The novelty effect is particularly dangerous because it creates early positive signals that look like genuine improvements. Teams that stop tests early or run them for only a few days are especially vulnerable to implementing changes that showed a novelty-driven lift but have no lasting effect.
External Validity
The extent to which your test results generalize beyond the specific conditions of the experiment. A test run during Black Friday may not predict performance during a normal week. A test on your US traffic may not apply to your UK audience. A test on desktop visitors may not generalize to mobile.
External validity is the most commonly overlooked dimension of test quality. Teams obsess over statistical significance (internal validity) while assuming results generalize to all contexts (external validity). In reality, many test results are context-dependent, and shipping them universally can produce disappointing results.

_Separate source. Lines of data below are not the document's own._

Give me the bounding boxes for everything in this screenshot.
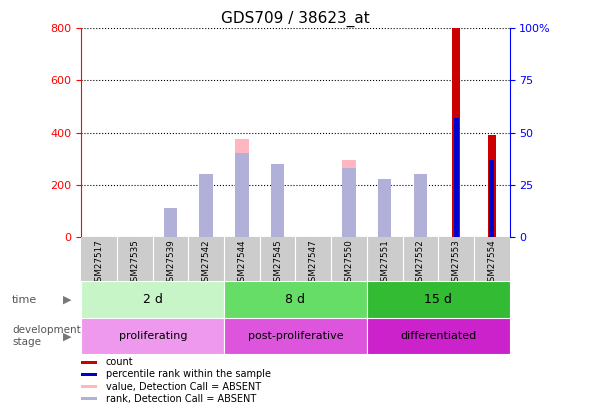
Bar: [81, 373, 97, 376]
Text: 8 d: 8 d: [285, 293, 306, 306]
Text: GSM27547: GSM27547: [309, 239, 318, 287]
Bar: [271, 164, 285, 237]
Bar: [81, 281, 224, 318]
Text: differentiated: differentiated: [400, 331, 476, 341]
Text: value, Detection Call = ABSENT: value, Detection Call = ABSENT: [106, 382, 260, 392]
Bar: [81, 397, 97, 400]
Bar: [453, 118, 458, 237]
Bar: [235, 139, 248, 237]
Bar: [81, 361, 97, 364]
Bar: [488, 135, 496, 237]
Text: GSM27539: GSM27539: [166, 239, 175, 287]
Text: GSM27544: GSM27544: [238, 239, 247, 287]
Text: GSM27535: GSM27535: [130, 239, 139, 287]
Text: GSM27554: GSM27554: [487, 239, 496, 287]
Text: 15 d: 15 d: [425, 293, 452, 306]
Text: GSM27550: GSM27550: [344, 239, 353, 287]
Text: GSM27552: GSM27552: [416, 239, 425, 287]
Bar: [452, 28, 460, 237]
Text: proliferating: proliferating: [119, 331, 187, 341]
Bar: [367, 281, 510, 318]
Text: GSM27551: GSM27551: [380, 239, 389, 287]
Text: percentile rank within the sample: percentile rank within the sample: [106, 369, 271, 379]
Text: time: time: [12, 295, 37, 305]
Text: rank, Detection Call = ABSENT: rank, Detection Call = ABSENT: [106, 394, 256, 404]
Text: ▶: ▶: [63, 295, 72, 305]
Title: GDS709 / 38623_at: GDS709 / 38623_at: [221, 11, 370, 27]
Bar: [81, 385, 97, 388]
Bar: [164, 208, 177, 237]
Text: ▶: ▶: [63, 331, 72, 341]
Bar: [200, 185, 213, 237]
Text: GSM27517: GSM27517: [95, 239, 104, 287]
Bar: [224, 281, 367, 318]
Bar: [224, 318, 367, 354]
Bar: [343, 160, 356, 237]
Bar: [81, 318, 224, 354]
Bar: [200, 175, 213, 237]
Bar: [235, 153, 248, 237]
Text: development
stage: development stage: [12, 325, 81, 347]
Text: post-proliferative: post-proliferative: [248, 331, 343, 341]
Text: count: count: [106, 357, 133, 367]
Bar: [367, 318, 510, 354]
Bar: [489, 160, 494, 237]
Bar: [378, 179, 391, 237]
Text: GSM27542: GSM27542: [202, 239, 211, 287]
Bar: [164, 208, 177, 237]
Text: 2 d: 2 d: [143, 293, 163, 306]
Bar: [271, 166, 285, 237]
Bar: [414, 175, 427, 237]
Bar: [343, 168, 356, 237]
Text: GSM27553: GSM27553: [452, 239, 461, 287]
Text: GSM27545: GSM27545: [273, 239, 282, 287]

Additional Important Terms
Conversion Rate
The percentage of visitors who complete a desired action (purchase, sign-up, click). Calculated as (number of conversions / number of visitors) * 100. This is the most common primary metric in A/B testing, though more sophisticated programs often use revenue per visitor or other metrics that capture both frequency and value.
Minimum Detectable Effect (MDE)
The smallest effect that your test is designed to detect with the specified power and significance level. A 5% MDE means your test can reliably detect effects of 5% or larger, but may miss smaller effects. Choosing the MDE is a business decision: it represents the smallest improvement worth knowing about, given the traffic and time investment required.
Peeking Problem
The practice of repeatedly checking test results before the predetermined sample size is reached, and stopping the test when results look significant. This is problematic because statistical significance is expected to fluctuate during a test. Checking at multiple points dramatically increases the false positive rate. A test designed for a 5% false positive rate can have an effective false positive rate of 20-30% or higher when checked repeatedly.
Segmentation
Analyzing test results within subgroups of your population (mobile vs. desktop, new vs. returning visitors, geographic regions). Segmentation can reveal that an overall neutral result hides a strong positive effect in one segment and a negative effect in another. However, post-hoc segmentation (deciding which segments to analyze after seeing results) inflates false positive rates. Pre-registered segments avoid this problem.
Guardrail Metrics
Secondary metrics monitored during a test to ensure the variant doesn't cause unintended harm, even if the primary metric improves. For example, a test that increases sign-ups but decreases revenue per user would be caught by a revenue guardrail metric. Guardrail metrics don't determine the test winner — they prevent harmful implementations.
Using This Glossary
These terms aren't academic abstractions — they're the building blocks of sound experimentation practice. Each represents a concept that, when misunderstood, leads to measurable business harm: wasted engineering time implementing false positives, abandoned ideas that actually work, or decisions based on novelty effects that disappear within weeks.
Bookmark this glossary and reference it when reviewing test designs, interpreting results, or debating methodology with colleagues. The precision of your language directly affects the quality of your decisions.